Lembro-me de Caio F. dizer, certa vez, que não se deveria falar de paixões para não se perdê-las. Embora o escritor fosse afeito a magias e quebrantos, não se tratava, ao menos naquela ocasião, de nenhuma crendice. Seu ponto de vista era que a enunciação falseava a coisa e distanciava o objeto da paixão pela necessidade imperiosa de acreditar-se verdadeiramente apaixonado.
Pois bem, ciente do risco, confidencio: possuo uma paixão. E, não satisfeito, acrescento: em determinadas noites, passados mais de cinco anos de convívio, acreditem ou não, gostamos de nos sentar no sofá da sala e, enquanto assistimos a um filme ou capítulo de série (seja drama, policial ou fantasia), cada um munido com seu próprio balde de pipoca, entrelaçamos as mãos.
Não ignoro a possibilidade de tal gesto, na visão da maioria das pessoas, beirar a cafonice, ao romantismo barato. Porém, ele é tão natural para nós que não me incomodo com possíveis julgamentos. Os tempos já estão excessivamente rígidos, sobretudo em nossas vidas políticas, para nos sujeitarmos a intromissões fúteis na ordem privada dos dias.

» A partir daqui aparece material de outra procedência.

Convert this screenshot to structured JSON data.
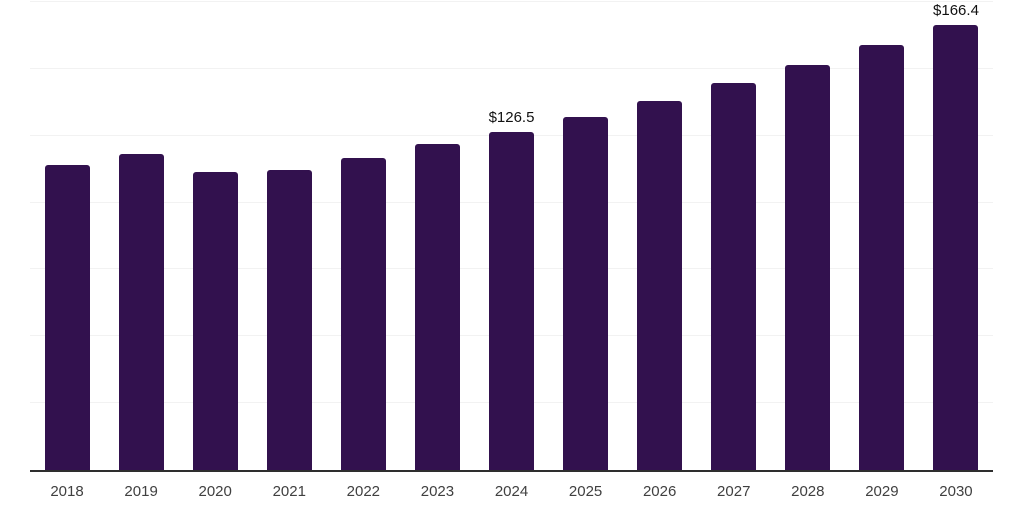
{
  "chart_data": {
    "type": "bar",
    "title": "",
    "xlabel": "",
    "ylabel": "",
    "categories": [
      "2018",
      "2019",
      "2020",
      "2021",
      "2022",
      "2023",
      "2024",
      "2025",
      "2026",
      "2027",
      "2028",
      "2029",
      "2030"
    ],
    "values": [
      114.0,
      118.0,
      111.3,
      112.2,
      116.6,
      121.8,
      126.5,
      132.1,
      138.1,
      144.8,
      151.4,
      158.9,
      166.4
    ],
    "data_labels": [
      "",
      "",
      "",
      "",
      "",
      "",
      "$126.5",
      "",
      "",
      "",
      "",
      "",
      "$166.4"
    ],
    "ylim": [
      0,
      175
    ],
    "gridline_values": [
      25,
      50,
      75,
      100,
      125,
      150,
      175
    ],
    "grid": "horizontal",
    "legend": "none",
    "y_axis_tick_labels_visible": false,
    "colors": {
      "bar": "#32114e",
      "axis_line": "#2e2e2e",
      "gridline": "#f2f2f2",
      "data_label": "#111111",
      "tick_label": "#404040",
      "background": "#ffffff"
    }
  }
}
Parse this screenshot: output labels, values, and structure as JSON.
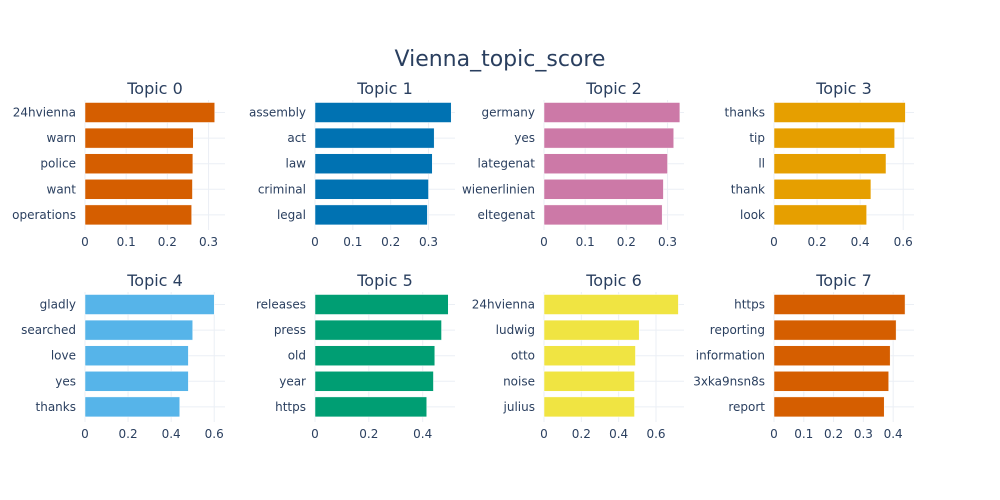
{
  "chart_data": {
    "type": "bar",
    "title": "Vienna_topic_score",
    "orientation": "horizontal",
    "grid": true,
    "panels": [
      {
        "title": "Topic 0",
        "color": "#D55E00",
        "categories": [
          "24hvienna",
          "warn",
          "police",
          "want",
          "operations"
        ],
        "values": [
          0.315,
          0.263,
          0.262,
          0.261,
          0.259
        ],
        "xlim": [
          0,
          0.34
        ],
        "xticks": [
          0,
          0.1,
          0.2,
          0.3
        ],
        "xticklabels": [
          "0",
          "0.1",
          "0.2",
          "0.3"
        ]
      },
      {
        "title": "Topic 1",
        "color": "#0072B2",
        "categories": [
          "assembly",
          "act",
          "law",
          "criminal",
          "legal"
        ],
        "values": [
          0.36,
          0.315,
          0.31,
          0.3,
          0.297
        ],
        "xlim": [
          0,
          0.37
        ],
        "xticks": [
          0,
          0.1,
          0.2,
          0.3
        ],
        "xticklabels": [
          "0",
          "0.1",
          "0.2",
          "0.3"
        ]
      },
      {
        "title": "Topic 2",
        "color": "#CC79A7",
        "categories": [
          "germany",
          "yes",
          "lategenat",
          "wienerlinien",
          "eltegenat"
        ],
        "values": [
          0.33,
          0.315,
          0.3,
          0.29,
          0.287
        ],
        "xlim": [
          0,
          0.34
        ],
        "xticks": [
          0,
          0.1,
          0.2,
          0.3
        ],
        "xticklabels": [
          "0",
          "0.1",
          "0.2",
          "0.3"
        ]
      },
      {
        "title": "Topic 3",
        "color": "#E69F00",
        "categories": [
          "thanks",
          "tip",
          "ll",
          "thank",
          "look"
        ],
        "values": [
          0.61,
          0.56,
          0.52,
          0.45,
          0.43
        ],
        "xlim": [
          0,
          0.65
        ],
        "xticks": [
          0,
          0.2,
          0.4,
          0.6
        ],
        "xticklabels": [
          "0",
          "0.2",
          "0.4",
          "0.6"
        ]
      },
      {
        "title": "Topic 4",
        "color": "#56B4E9",
        "categories": [
          "gladly",
          "searched",
          "love",
          "yes",
          "thanks"
        ],
        "values": [
          0.6,
          0.5,
          0.48,
          0.48,
          0.44
        ],
        "xlim": [
          0,
          0.65
        ],
        "xticks": [
          0,
          0.2,
          0.4,
          0.6
        ],
        "xticklabels": [
          "0",
          "0.2",
          "0.4",
          "0.6"
        ]
      },
      {
        "title": "Topic 5",
        "color": "#009E73",
        "categories": [
          "releases",
          "press",
          "old",
          "year",
          "https"
        ],
        "values": [
          0.495,
          0.47,
          0.445,
          0.44,
          0.415
        ],
        "xlim": [
          0,
          0.52
        ],
        "xticks": [
          0,
          0.2,
          0.4
        ],
        "xticklabels": [
          "0",
          "0.2",
          "0.4"
        ]
      },
      {
        "title": "Topic 6",
        "color": "#F0E442",
        "categories": [
          "24hvienna",
          "ludwig",
          "otto",
          "noise",
          "julius"
        ],
        "values": [
          0.72,
          0.51,
          0.49,
          0.485,
          0.485
        ],
        "xlim": [
          0,
          0.75
        ],
        "xticks": [
          0,
          0.2,
          0.4,
          0.6
        ],
        "xticklabels": [
          "0",
          "0.2",
          "0.4",
          "0.6"
        ]
      },
      {
        "title": "Topic 7",
        "color": "#D55E00",
        "categories": [
          "https",
          "reporting",
          "information",
          "3xka9nsn8s",
          "report"
        ],
        "values": [
          0.44,
          0.41,
          0.39,
          0.385,
          0.37
        ],
        "xlim": [
          0,
          0.47
        ],
        "xticks": [
          0,
          0.1,
          0.2,
          0.3,
          0.4
        ],
        "xticklabels": [
          "0",
          "0.1",
          "0.2",
          "0.3",
          "0.4"
        ]
      }
    ]
  }
}
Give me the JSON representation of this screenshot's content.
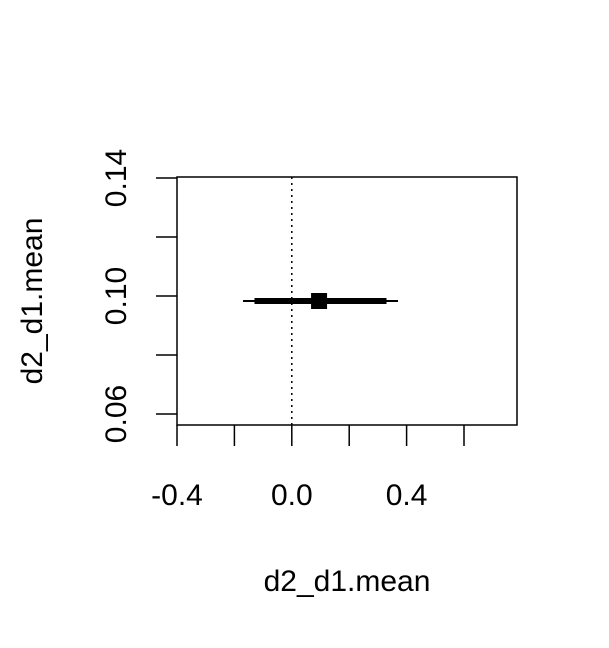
{
  "chart_data": {
    "type": "interval",
    "xlabel": "d2_d1.mean",
    "ylabel": "d2_d1.mean",
    "xlim": [
      -0.4,
      0.8
    ],
    "ylim": [
      0.055,
      0.14
    ],
    "x_ticks": [
      -0.4,
      -0.2,
      0.0,
      0.2,
      0.4,
      0.6,
      0.8
    ],
    "x_tick_labels": [
      "-0.4",
      "",
      "0.0",
      "",
      "0.4",
      "",
      ""
    ],
    "y_ticks": [
      0.06,
      0.08,
      0.1,
      0.12,
      0.14
    ],
    "y_tick_labels": [
      "0.06",
      "",
      "0.10",
      "",
      "0.14"
    ],
    "reference_line_x": 0.0,
    "interval": {
      "y": 0.098,
      "point_estimate": 0.095,
      "inner": [
        -0.13,
        0.33
      ],
      "outer": [
        -0.17,
        0.37
      ]
    },
    "colors": {
      "line": "#000000",
      "background": "#ffffff"
    }
  }
}
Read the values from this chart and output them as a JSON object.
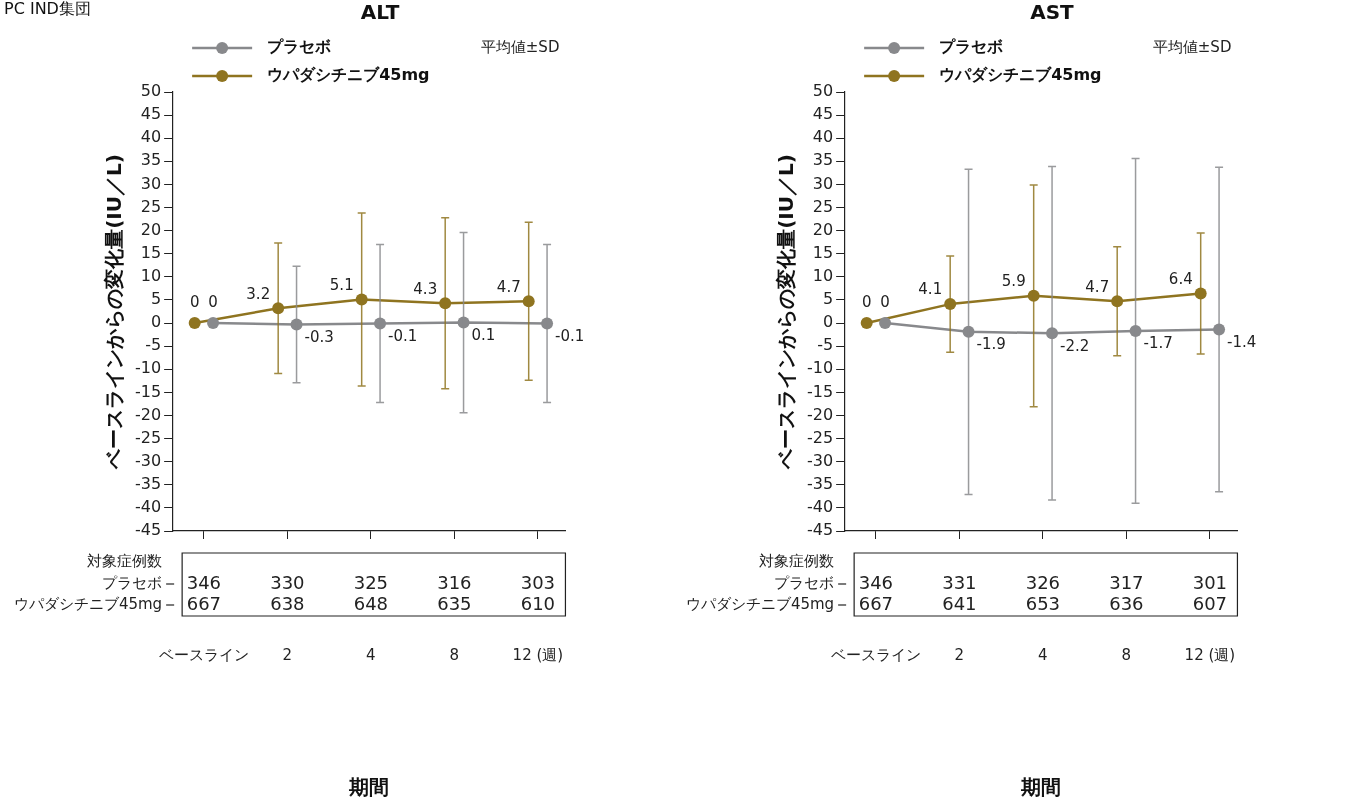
{
  "chart_data": [
    {
      "type": "line",
      "title": "ALT",
      "subtitle": "PC IND集団",
      "xlabel": "期間",
      "ylabel": "ベースラインからの変化量(IU／L)",
      "categories": [
        "ベースライン",
        "2",
        "4",
        "8",
        "12 (週)"
      ],
      "series": [
        {
          "name": "プラセボ",
          "color": "#88898c",
          "values": [
            0,
            -0.3,
            -0.1,
            0.1,
            -0.1
          ],
          "errors": [
            null,
            12.6,
            17.1,
            19.5,
            17.1
          ]
        },
        {
          "name": "ウパダシチニブ45mg",
          "color": "#8f7420",
          "values": [
            0,
            3.2,
            5.1,
            4.3,
            4.7
          ],
          "errors": [
            null,
            14.1,
            18.7,
            18.5,
            17.1
          ]
        }
      ],
      "ylim": [
        -45,
        50
      ],
      "yticks": [
        -45,
        -40,
        -35,
        -30,
        -25,
        -20,
        -15,
        -10,
        -5,
        0,
        5,
        10,
        15,
        20,
        25,
        30,
        35,
        40,
        45,
        50
      ],
      "grid": false,
      "legend": "top left",
      "marker": "circle",
      "line_style": "solid",
      "data_labels": true,
      "annotations": [
        "平均値±SD",
        "対象症例数",
        "346",
        "330",
        "325",
        "316",
        "303",
        "667",
        "638",
        "648",
        "635",
        "610"
      ]
    },
    {
      "type": "line",
      "title": "AST",
      "xlabel": "期間",
      "ylabel": "ベースラインからの変化量(IU／L)",
      "categories": [
        "ベースライン",
        "2",
        "4",
        "8",
        "12 (週)"
      ],
      "series": [
        {
          "name": "プラセボ",
          "color": "#88898c",
          "values": [
            0,
            -1.9,
            -2.2,
            -1.7,
            -1.4
          ],
          "errors": [
            null,
            35.2,
            36.1,
            37.3,
            35.1
          ]
        },
        {
          "name": "ウパダシチニブ45mg",
          "color": "#8f7420",
          "values": [
            0,
            4.1,
            5.9,
            4.7,
            6.4
          ],
          "errors": [
            null,
            10.4,
            24.0,
            11.8,
            13.1
          ]
        }
      ],
      "ylim": [
        -45,
        50
      ],
      "yticks": [
        -45,
        -40,
        -35,
        -30,
        -25,
        -20,
        -15,
        -10,
        -5,
        0,
        5,
        10,
        15,
        20,
        25,
        30,
        35,
        40,
        45,
        50
      ],
      "grid": false,
      "legend": "top left",
      "marker": "circle",
      "line_style": "solid",
      "data_labels": true,
      "annotations": [
        "平均値±SD",
        "対象症例数",
        "346",
        "331",
        "326",
        "317",
        "301",
        "667",
        "641",
        "653",
        "636",
        "607"
      ]
    }
  ]
}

Falando em futilidade, acompanhei involuntariamente a comoção (e, em menor grau, o desprezo) pela troca de monarcas do Reino Unido. A sensação, depois de ouvir os entrevistados, era que julgavam Elizabeth II “imorrível” da mesma forma que, em nossos trópicos, há quem julgue o mandatário dono de uma virilidade à prova de falhas. Para azar da República, a mais significativa falha reside aí. A distância entre o que se enuncia e o que se consuma na paixão. Ou no que se perdeu e não se tem coragem para admitir. Algo falso e com data de vencimento tão curta quanto à de um meme. Vive-se mais a paixão pela crença de se supor apaixonado.
Na esteira das comparações entre Velho e Novo Mundo, cabe citar o livro autobiográfico de Helene Hanff, 84 Charing Cross Road, adaptado para o cinema por David Hugh Jones e que, no Brasil, mesmo o filme ganhando o carimbo de cult, recebeu o mais infame dos títulos para pobres plebeus que, como eu, não suportam spoilers, Nunca te vi… Sempre te amei.
Trata-se de uma história de amor platônico nascida da paixão pela literatura. O romance é construído a partir da troca de cartas entre a escritora americana e Frank Doel, um livreiro inglês especializado em publicações raras de segunda mão, compreendendo um período que antecede a coroação da rainha Elizabeth II e avança até meados de 1969. Helene planejava conhecer Frank e a livraria pessoalmente, mas é impedida de viajar após ter boa parte de suas economias comprometida com o pagamento de um tratamento dentário.
Eu vivi algo ligeiramente parecido. Numa tarde de domingo, assistindo à quinta temporada de Cold Case, mãos entrelaçadas, pus um punhado de pipoca na boca e, após mastigar, senti um tranco no lado esquerdo da boca, seguido de um som forte e seco. O custo da coroa dentária varreria todos os direitos autorais recebidos pelo meu último trabalho e, consequentemente, o ansiado final de semana na ilha. Contudo, não me desesperei. Apertei o botão do play no controle remoto, passei a mastigar a pipoca do lado direito da boca e aconcheguei ainda mais a mão descansada sobre a minha.